The body of work described above shows that PLS proteins are crucial for RNA editing. However, the functions of most PPR proteins belonging to the PLS subfamily remain unidentified. In this study, we characterized the role of the OTP970 protein in the RNA editing of ndhB; An otp970 T-DNA insertion mutant in Arabidopsis did not accumulate OTP970 and exhibited defective RNA editing at the ndhB-C419 site. Additionally, the OTP970 protein was found to bind to a cis-element surrounding ndhB-C149 in vivo.

2. Materials and Methods

2.1. Plant Material and Growth Conditions

The Arabidopsis ecotype Columbia (Col-0) was used as the wild type in this study. Seeds were sown on half-strength Murashige and Skoog (MS) medium containing 2% sucrose and were allowed to synchronize their germination at 4 °C for 3 days. Plants were grown at 22 °C under a 12 h light/12 h dark cycle. The otp970 mutant (SALK_150217) was obtained from the Arabidopsis Biological Resource Center, OH, USA. The T-DNA insertion site in the otp970 mutant was identified via the PCR amplification of genomic DNA and T-DNA borders using gene-specific primers (Table S1).

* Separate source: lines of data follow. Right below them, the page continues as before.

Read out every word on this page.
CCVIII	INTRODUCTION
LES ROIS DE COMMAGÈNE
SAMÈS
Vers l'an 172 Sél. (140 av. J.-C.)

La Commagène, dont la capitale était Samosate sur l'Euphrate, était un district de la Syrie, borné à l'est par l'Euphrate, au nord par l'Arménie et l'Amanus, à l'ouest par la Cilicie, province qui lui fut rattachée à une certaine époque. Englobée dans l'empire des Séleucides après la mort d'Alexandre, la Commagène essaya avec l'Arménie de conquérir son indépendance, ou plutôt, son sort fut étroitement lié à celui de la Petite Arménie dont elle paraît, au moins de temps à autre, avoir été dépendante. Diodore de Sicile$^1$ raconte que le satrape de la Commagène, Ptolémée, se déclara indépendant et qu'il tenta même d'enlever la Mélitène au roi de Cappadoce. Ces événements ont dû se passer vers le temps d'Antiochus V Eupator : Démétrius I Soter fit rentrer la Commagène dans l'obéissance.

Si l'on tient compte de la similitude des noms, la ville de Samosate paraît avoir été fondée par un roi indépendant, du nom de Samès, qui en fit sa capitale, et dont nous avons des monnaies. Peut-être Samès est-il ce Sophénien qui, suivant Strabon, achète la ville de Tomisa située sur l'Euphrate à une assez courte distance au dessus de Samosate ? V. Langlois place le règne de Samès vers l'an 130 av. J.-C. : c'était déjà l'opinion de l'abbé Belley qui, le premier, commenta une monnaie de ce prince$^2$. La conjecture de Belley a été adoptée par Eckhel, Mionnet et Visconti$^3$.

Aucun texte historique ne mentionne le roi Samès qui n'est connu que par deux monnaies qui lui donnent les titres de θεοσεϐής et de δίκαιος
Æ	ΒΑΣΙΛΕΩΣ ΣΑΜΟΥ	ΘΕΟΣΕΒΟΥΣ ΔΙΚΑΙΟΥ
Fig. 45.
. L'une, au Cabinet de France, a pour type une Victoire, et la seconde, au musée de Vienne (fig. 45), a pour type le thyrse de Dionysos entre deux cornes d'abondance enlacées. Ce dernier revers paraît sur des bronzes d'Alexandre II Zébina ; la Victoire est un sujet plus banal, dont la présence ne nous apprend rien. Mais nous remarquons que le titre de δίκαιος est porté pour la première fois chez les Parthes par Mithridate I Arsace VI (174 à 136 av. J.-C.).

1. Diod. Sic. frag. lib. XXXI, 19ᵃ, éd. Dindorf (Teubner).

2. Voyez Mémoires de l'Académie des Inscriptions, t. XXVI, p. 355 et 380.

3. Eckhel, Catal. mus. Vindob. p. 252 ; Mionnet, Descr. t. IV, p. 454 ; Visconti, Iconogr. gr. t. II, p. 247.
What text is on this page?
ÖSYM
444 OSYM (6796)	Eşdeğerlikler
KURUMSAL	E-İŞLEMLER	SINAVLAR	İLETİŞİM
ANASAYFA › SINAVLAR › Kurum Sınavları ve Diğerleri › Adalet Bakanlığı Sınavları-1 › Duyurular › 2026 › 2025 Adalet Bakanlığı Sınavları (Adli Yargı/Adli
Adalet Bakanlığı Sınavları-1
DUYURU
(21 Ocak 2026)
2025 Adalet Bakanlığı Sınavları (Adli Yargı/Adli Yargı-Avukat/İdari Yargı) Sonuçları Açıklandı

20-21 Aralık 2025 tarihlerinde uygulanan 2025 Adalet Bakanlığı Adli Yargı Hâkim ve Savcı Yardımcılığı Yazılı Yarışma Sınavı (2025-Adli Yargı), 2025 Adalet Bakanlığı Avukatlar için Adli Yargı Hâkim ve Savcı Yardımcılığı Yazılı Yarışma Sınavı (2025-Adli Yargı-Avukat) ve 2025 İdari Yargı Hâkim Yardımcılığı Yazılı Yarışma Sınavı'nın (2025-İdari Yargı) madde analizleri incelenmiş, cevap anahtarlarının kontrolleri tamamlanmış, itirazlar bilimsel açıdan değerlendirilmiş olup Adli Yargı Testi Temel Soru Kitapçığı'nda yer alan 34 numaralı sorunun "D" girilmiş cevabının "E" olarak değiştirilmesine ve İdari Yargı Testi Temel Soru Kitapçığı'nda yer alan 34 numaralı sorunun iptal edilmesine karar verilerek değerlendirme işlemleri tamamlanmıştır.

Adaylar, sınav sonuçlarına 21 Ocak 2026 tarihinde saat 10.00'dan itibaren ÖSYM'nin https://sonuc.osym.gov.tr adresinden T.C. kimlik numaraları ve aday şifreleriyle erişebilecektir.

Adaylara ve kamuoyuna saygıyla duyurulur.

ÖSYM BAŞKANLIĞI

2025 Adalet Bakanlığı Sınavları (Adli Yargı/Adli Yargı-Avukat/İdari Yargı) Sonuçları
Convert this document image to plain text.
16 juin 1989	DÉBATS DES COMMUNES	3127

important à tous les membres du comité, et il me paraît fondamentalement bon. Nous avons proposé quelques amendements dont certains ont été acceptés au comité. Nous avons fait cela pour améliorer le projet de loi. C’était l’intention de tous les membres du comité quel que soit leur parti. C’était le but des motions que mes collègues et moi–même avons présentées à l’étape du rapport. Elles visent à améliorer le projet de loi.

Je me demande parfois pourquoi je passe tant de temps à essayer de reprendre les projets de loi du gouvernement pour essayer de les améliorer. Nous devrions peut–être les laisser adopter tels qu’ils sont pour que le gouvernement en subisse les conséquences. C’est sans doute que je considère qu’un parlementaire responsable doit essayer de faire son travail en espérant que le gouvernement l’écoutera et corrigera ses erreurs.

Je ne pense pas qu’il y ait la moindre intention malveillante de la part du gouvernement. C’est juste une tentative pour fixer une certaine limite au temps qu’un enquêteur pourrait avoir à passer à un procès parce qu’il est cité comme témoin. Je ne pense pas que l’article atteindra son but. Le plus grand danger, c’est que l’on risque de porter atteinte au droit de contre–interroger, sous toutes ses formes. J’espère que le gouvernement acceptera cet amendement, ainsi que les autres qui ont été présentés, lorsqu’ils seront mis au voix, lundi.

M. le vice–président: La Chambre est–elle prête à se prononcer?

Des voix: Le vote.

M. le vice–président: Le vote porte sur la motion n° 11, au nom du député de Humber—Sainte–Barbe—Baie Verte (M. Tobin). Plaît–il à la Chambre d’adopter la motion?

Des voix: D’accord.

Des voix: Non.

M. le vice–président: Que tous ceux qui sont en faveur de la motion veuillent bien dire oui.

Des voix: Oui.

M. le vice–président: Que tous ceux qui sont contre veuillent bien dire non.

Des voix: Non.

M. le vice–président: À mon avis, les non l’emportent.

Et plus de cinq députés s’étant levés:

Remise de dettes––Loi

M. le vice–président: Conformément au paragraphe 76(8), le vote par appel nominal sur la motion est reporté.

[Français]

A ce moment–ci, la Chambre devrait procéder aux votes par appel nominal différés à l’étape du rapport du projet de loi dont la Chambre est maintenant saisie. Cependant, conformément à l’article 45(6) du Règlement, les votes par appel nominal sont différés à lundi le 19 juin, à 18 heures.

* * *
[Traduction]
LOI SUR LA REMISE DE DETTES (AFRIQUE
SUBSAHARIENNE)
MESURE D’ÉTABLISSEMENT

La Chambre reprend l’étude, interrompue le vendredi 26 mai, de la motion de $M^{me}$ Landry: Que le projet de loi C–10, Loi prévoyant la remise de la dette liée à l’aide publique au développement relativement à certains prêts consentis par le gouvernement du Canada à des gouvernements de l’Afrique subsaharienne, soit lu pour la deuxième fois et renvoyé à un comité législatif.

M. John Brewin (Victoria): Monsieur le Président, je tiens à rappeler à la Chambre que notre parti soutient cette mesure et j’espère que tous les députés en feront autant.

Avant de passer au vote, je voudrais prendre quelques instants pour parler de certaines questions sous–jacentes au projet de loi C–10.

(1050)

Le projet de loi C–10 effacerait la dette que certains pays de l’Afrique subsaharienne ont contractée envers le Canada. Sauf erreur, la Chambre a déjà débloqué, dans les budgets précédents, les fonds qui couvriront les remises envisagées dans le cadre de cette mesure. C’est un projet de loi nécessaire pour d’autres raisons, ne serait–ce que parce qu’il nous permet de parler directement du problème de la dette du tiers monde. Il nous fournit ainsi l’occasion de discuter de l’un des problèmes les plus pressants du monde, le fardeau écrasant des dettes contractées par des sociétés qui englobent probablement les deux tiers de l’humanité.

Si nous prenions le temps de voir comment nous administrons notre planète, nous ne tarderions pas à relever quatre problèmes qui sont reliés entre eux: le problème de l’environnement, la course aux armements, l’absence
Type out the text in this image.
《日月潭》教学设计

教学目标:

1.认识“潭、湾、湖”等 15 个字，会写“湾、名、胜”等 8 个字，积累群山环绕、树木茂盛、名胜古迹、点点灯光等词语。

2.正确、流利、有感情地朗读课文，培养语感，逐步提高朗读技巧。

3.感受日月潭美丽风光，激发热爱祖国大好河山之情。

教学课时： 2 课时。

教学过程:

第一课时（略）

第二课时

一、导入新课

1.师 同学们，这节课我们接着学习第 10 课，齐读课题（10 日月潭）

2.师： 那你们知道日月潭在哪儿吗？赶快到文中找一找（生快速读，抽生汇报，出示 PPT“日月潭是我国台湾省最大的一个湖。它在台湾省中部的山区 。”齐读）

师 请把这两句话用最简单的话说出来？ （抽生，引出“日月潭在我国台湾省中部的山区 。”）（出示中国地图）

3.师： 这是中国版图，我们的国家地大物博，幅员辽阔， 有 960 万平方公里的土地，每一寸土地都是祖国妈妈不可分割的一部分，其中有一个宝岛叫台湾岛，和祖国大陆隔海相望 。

2.2. RNA Isolation, RT-PCR, and RT-Quantitative PCR(QPCR)

Total RNA was extracted from the otp970 mutant and wild-type plants using the Plant RNA Kit (Magen), and 5 μg total RNA was used for first strand cDNA synthesis, which was conducted using the PrimeScript RT Reagent Kit (TaKaRa). For the RNA editing analyses, 34 published RNA editing sites were amplified and sequenced using specific primers that spanned the editing site [38]. The level of RNA editing was calculated by comparing the relative heights of the nucleotide peaks at the editing site. For RT-PCR, otp970 was amplified using gene-specific primers. RT-qPCR was carried out using the SYBR Premix Ex Taq™ (TaKaRa) on a real-time RT-PCR System (LC480; Roche). Actin 2 was used as a reference gene. The primers used for RNA editing, RT-PCR, and RT-qPCR analyses are listed in Table S1.

2.3. RNA Immunoprecipitation (RIP)

RIP assay was performed using 7-day-old 35S:OTP970-FLAG transgenic and wild-type plants, as previously described [39]. Primers used in the analysis are listed in Table S1.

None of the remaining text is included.